Tell us about your work/research. What kinds of things do you do?
I work with the public and school students to educate them on our cultural and natural resources and how they each contribute to environmental stewardship. Thunder Bay National Marine Sanctuary and their partners provide unique educational opportunities for students to engage in place-based education which encourages their interest and passion for our outdoor classrooms. By focusing on communication practice we are empowering the next generation of ecological leaders.
What sparked your initial interest in your career?
I have always been interested in communications and was involved with academic debate through high school and into college, which introduced me to issue advocacy. Through various college involvements, I learned that the political route is not the most productive and that I wanted to surround myself and learn from people that progress the relationship between humans and the environment rather than economize it. Working at TBNMS gives me the opportunity to use deliberate communication to reframe climate change and empower people to embrace climate action.
Who influenced you or encouraged you the most?
While in college I worked for a year as a Communications intern at my University's Office of Sustainability. My supervisor, a graduate student named Vivian Nguyen, exposed me to the opportunities in AmeriCorps as well as encouraged me to move and experience new places.
What element of your work/study do you think is the most fascinating?
I am pleasantly surprised about the curiosity and interest of the students we work with and how the outdoor classroom encourages that curiosity. Each individual has unique interests and learning styles, and as an educator, I have the opportunity to continue encouraging those interests.

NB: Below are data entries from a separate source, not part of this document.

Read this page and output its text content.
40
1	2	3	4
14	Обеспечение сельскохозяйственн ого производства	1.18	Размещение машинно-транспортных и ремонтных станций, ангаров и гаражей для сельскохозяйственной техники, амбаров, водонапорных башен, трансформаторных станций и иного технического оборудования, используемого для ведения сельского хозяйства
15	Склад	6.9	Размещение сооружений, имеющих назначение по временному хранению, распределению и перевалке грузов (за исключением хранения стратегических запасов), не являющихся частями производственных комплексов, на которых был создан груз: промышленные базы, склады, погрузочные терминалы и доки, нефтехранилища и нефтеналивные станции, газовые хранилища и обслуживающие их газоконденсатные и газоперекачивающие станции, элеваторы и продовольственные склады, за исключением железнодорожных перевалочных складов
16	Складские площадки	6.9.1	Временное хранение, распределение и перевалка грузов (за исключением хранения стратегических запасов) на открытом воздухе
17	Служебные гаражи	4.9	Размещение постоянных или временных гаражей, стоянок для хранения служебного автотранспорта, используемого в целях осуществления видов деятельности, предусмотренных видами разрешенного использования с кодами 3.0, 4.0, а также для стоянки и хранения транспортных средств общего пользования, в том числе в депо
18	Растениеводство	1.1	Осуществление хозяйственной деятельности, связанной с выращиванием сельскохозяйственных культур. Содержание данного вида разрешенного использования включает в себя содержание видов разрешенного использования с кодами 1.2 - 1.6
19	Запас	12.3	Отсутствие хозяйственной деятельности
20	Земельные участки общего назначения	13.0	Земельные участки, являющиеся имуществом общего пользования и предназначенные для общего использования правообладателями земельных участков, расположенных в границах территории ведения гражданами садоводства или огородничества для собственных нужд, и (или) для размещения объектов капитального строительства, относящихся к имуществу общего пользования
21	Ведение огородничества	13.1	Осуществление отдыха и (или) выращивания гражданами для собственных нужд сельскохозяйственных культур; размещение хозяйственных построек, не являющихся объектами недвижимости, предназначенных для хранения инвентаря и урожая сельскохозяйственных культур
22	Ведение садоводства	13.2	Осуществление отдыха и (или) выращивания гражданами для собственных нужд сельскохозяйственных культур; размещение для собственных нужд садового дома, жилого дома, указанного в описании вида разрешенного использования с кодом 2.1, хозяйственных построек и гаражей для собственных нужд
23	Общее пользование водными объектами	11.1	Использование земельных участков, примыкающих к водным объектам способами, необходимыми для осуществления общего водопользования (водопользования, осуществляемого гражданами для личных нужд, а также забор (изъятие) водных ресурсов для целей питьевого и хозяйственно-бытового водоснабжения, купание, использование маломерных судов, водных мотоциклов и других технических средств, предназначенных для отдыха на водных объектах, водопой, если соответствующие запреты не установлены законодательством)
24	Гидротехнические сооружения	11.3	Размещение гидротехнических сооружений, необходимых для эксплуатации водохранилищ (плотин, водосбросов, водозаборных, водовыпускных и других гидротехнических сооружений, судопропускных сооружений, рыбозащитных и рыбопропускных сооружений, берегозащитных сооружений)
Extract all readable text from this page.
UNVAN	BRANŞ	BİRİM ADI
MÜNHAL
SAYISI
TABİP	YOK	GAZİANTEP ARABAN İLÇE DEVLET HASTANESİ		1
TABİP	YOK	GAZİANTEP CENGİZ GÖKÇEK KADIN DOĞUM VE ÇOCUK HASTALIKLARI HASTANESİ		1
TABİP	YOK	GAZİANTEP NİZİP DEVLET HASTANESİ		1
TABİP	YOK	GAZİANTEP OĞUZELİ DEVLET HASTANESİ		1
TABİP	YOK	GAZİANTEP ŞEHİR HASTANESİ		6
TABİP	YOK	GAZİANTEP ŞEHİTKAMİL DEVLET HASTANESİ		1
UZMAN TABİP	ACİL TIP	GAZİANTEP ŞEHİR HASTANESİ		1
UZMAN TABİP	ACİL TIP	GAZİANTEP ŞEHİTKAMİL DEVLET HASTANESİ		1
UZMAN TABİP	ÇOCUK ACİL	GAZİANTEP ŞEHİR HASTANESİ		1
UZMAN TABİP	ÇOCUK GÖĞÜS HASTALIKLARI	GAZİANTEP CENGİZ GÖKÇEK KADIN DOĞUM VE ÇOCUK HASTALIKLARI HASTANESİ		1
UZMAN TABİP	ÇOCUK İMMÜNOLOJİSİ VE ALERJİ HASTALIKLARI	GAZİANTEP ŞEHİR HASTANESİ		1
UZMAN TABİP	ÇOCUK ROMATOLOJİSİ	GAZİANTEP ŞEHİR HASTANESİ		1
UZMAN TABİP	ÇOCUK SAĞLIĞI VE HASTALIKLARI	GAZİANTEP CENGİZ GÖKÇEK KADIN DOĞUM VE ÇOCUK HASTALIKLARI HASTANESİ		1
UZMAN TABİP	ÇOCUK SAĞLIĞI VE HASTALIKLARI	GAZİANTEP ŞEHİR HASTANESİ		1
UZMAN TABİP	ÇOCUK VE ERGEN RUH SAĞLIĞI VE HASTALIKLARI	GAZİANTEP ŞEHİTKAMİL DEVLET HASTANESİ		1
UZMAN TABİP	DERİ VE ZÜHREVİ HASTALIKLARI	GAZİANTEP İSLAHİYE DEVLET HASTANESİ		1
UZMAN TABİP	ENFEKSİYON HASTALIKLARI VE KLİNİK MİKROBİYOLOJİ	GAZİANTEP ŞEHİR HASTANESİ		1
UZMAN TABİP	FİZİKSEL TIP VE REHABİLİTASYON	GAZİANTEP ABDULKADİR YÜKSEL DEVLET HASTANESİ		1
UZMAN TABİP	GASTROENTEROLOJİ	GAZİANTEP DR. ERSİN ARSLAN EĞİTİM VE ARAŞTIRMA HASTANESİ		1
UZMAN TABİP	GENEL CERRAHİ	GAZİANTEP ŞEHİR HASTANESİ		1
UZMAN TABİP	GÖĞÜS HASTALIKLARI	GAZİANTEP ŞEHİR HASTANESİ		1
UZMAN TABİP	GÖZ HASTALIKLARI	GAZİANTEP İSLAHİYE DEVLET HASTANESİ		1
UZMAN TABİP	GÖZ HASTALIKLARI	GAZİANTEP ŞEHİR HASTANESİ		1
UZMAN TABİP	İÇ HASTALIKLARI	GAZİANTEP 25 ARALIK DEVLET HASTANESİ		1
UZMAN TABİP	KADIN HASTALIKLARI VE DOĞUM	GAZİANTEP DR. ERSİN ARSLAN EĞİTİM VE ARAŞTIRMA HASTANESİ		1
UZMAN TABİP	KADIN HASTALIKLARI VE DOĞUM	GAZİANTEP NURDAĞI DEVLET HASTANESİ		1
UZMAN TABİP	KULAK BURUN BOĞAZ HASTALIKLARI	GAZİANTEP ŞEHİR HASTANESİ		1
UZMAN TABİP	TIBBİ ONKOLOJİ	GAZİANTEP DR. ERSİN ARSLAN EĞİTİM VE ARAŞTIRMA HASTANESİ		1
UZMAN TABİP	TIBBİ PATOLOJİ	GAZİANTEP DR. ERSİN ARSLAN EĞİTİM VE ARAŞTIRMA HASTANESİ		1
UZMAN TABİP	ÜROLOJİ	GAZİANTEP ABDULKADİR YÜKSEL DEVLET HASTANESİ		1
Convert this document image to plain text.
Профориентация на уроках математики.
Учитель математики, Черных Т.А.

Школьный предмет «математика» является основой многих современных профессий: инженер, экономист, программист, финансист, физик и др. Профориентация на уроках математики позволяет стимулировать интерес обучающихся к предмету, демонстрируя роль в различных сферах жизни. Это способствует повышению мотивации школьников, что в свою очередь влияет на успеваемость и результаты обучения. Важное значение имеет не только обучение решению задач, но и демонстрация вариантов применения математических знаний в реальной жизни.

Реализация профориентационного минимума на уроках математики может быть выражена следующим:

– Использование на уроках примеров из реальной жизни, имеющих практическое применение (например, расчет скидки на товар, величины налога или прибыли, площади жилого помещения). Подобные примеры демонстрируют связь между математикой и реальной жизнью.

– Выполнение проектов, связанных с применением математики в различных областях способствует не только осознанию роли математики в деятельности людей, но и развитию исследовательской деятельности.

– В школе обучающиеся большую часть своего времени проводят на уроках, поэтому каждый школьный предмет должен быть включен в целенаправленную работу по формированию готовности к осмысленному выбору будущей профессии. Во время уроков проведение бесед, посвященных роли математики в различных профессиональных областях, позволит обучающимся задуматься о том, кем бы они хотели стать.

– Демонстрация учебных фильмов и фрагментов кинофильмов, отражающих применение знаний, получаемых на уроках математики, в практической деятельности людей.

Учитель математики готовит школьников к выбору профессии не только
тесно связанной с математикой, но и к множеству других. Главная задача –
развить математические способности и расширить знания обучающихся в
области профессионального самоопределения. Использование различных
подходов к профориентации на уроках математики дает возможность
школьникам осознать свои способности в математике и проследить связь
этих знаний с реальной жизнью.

What other jobs led you to your current career?
I'm fresh out of college with a bunch of internships under my belt but not too much professional experience yet. I served as a Legislative Page in the Nebraska State Legislature's Natural Resources committee in 2016, and this was a pinnacle experience that drove me toward conservation rather than politics. The legislative process for natural resources is in conflict with economic motives, and legislation seemed to be assessed exclusively for economic motives rather than protecting the earth.
What are your degrees and certifications?
Bachelor of Science in Environmental Science, University of Nebraska-Lincoln 2018
What are your hobbies?
Since it's been nice out lately, being outside! I like to peddle around on my bike to the best waterfront spots in Alpena, read, journal, or people and nature watch. I also love watching anime.
How did you get involved with the TBNMS project with OET?
I was selected to join the TBNMS side of the communications team for the R/V Storm expedition. Since I focus on communication and education, I hope to reach a wide audience with this project that continues to expose opportunities in underwater exploration.
What advice would you give someone who wants to have a career like yours?
Find the light! Climate change and all of the related events can be so daunting but now more than ever it seems like there are many involvement opportunities for people who are passionate about the environment. So figure out how you want to positively impact our environment and then go forth.